When recession bites: Incarceration in exchange for three free meals a day

When you're lost your job and you can't afford to pay your rent nor your food bills, an exchange for a place in jail doesn't seem like a bad idea: At least you get a roof over your head, top security, three meals a day and you don't have to lift a finger ! Courtesy of your local tax payer of course ! This was exactly what one Taiwanese unemployed man wanted.

Send me back to jail [Extract from the Straits Times]

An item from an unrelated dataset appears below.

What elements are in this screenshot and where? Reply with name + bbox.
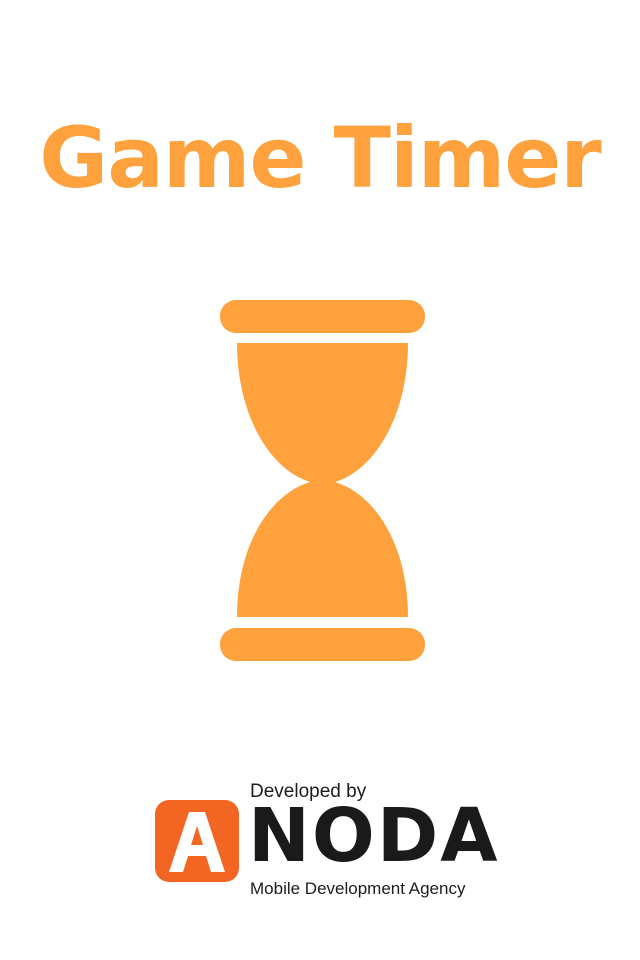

TAIPEI - A JOBLESS Taiwan man released from prison two years ago asked police to send him back so he could have free meals, police and local media said on Tuesday, a grim sign of hard economic times on the island.
When police found the 45-year-old convicted arsonist lying on a street in a popular Taipei shopping district, he requested a return to life behind bars, nostalgic for the 10 years he had already served, the China Post newspaper reported.
Wang had also contacted police separately with his request, a spokesman said. Officers who found him bought him a boxed lunch but declined to send him back to prison, the police spokesman said.
'We advised him to keep looking for work,' he said. 'I don't know why he can't find a job. Maybe employers think he's not suitable or that he's too old.'

Now here's the irony. Should multi-billionaire wrong doers also get three free meals a day and free rent ?

Madoff's new home


The federal jail in lower Manhattan stands between a courthouse and a church and holds inmates awaiting trial or serving short sentences. Currently, about 750 men and women are behind bars there. -- PHOTO: ASSOCIATED PRESS









NEW YORK - BERNARD Madoff's new Manhattan home is the size of a walk-in closet, with cinderblock walls, linoleum floors and a bunk bed.
Breakfast will be served before sunrise, and the disgraced financier can stretch his legs outside. There's a strict schedule: Lights on at 6am, breakfast at 6.30am, lunch at 11am, dinner at 5 pm, lights out at 11 pm
During the day, inmates can watch television, play ping pong, work on their cases in a legal library or volunteer for janitorial duty.
On alternate days, they are allowed up on the caged roof, where from courthouse windows they can be seen playing basketball.


Not a bad exchange after all....Live a life of luxury for 30 years, and retire in jail.